DVD retailers try to avoid repeat performance
Stores learn from loss of CD sales
MINNEAPOLIS -- When movies shifted from videocassettes to DVD, retailers simply cleared the tapes off the shelves to make room for discs. That's not so easy now that movies appear poised to follow music onto the Internet.
The shift of music online has hurt stores such as Best Buy, Wal-Mart, and Circuit City, and some retailers are looking to avoid a repeat with movies. Wal-Mart has launched its own movie download service, Best Buy is said to be in talks to start one, and Blockbuster explored buying movie download company Movielink this year.
Music and DVDs are important to retailers because they've traditionally driven customers to stores. Each week's new releases give people a reason to come back. And for electronics retailers such as Best Buy Co. and Circuit City Stores Inc., discs are often a cheap impulse sale, unlike a pricey computer or TV.
But the decline in the number of CDs sold has accelerated every year since 2003 and was 11.7 percent last year, according to NPD Group. The number of DVDs sold grew 5 percent last year, but that was down from a 9 percent increase during the previous year. Selling prices for both music and movies have declined. And NPD said DVD sales would have slid faster if not for the growth of TV programs offered on DVD.
"They're seeing fairly rapid declines in their CD business. That's likely to happen in their DVD business," said Andrew Hargreaves, who covers electronics retailers for Pacific Crest Securities.
"There's less and less foot traffic coming in for CDs, and that's certainly hurt their traffic and hurt the conversion rates to other products," said Stacey Widlitz, who covers electronics retailers at Pali Capital. "You can be sure that they're exploring what their next move is going to be in the business."
Even if movie and music downloads don't drive shoppers into stores, they at least keep retailers like Best Buy in the movie and music business.
Wal-Mart Stores Inc. is the farthest along after selling 3,000 movie downloads in its first month, February. Blockbuster Inc. spokeswoman Karen Raskopf said the movie rental chain intends to enter digital downloads by the end of this year, perhaps in partnership with another company.
"We don't see digital downloading becoming a huge business in the next year or two, but our view is we need to be in the business, and we don't want to be at a competitive disadvantage," she said.

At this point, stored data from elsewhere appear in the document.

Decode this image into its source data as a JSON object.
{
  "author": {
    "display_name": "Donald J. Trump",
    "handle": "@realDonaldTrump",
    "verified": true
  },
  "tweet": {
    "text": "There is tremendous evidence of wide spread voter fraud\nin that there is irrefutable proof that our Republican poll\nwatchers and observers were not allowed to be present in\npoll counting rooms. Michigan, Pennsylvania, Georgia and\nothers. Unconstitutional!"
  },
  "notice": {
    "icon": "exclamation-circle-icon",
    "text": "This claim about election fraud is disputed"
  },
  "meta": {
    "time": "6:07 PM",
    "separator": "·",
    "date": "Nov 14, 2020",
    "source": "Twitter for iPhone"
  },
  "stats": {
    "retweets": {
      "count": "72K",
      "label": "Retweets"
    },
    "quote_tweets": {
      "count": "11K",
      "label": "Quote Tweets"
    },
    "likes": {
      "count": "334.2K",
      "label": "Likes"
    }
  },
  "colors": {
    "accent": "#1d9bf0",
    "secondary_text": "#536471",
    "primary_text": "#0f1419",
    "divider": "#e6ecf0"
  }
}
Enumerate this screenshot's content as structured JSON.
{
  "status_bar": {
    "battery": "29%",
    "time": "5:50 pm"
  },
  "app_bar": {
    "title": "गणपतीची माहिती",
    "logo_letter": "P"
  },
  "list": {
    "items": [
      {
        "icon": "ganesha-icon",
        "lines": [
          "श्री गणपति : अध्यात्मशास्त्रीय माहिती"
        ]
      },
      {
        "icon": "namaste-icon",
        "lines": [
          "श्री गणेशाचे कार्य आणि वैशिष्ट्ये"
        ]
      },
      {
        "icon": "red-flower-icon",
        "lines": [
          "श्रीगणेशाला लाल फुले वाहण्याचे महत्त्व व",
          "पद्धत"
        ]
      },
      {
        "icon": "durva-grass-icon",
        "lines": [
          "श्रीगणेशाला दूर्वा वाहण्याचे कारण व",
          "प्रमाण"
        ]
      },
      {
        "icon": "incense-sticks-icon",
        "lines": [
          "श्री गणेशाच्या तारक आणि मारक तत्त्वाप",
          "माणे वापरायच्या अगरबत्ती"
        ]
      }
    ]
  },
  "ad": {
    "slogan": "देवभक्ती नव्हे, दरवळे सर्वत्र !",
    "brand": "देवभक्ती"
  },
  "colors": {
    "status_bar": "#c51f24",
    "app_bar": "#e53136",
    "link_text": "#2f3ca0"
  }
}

Online movies have a long way to go before they're as easy-to-use as downloadable music. Even compressed movie files can be a hundred times larger than an individual song, and Wal-Mart says a full-length movie may take as long as an hour and a half to download over a high-speed connection.
Tech-savvy listeners who load thousands of songs onto portable music players may feel less of a need to download many movies, especially if they're going to be watched on a TV anyway. And Apple Inc.'s simple buck-a-song pricing at its iTunes online store hasn't caught on in the movie world, where purchase prices vary widely and many movies aren't available . In many cases, movies bought online can't be burned to a DVD.
And it's not clear whether customers, once they've gone online to download a movie, will do it at the website of a bricks-and-mortar retailer.
"First of all, Wal-Mart's typical customer isn't your leading-edge technocrat that's likely to download and store a movie on his computer," Hargreaves said. "Secondly, the quality is terrible."
Meanwhile, some online businesses already have tech-savvy customers. Netflix Inc., the online-only service that ships DVDs through the mail, is rolling out a streaming-movie option. And of course there's Apple, which has begun selling movies at its iTunes store online. Video-on-demand from cable offers another option for avoiding a trip to the store. Amazon.com Inc. offers downloadable movies that can be sent to your TiVo, and Microsoft Corp.'s XBox Live marketplace does, too.
"The advantages that a Wal-Mart or a Best Buy has in the traditional retail world really aren't there," said Prudential analyst Mark Rowen. For retailers, "their core strength is typically not technology and digital distribution."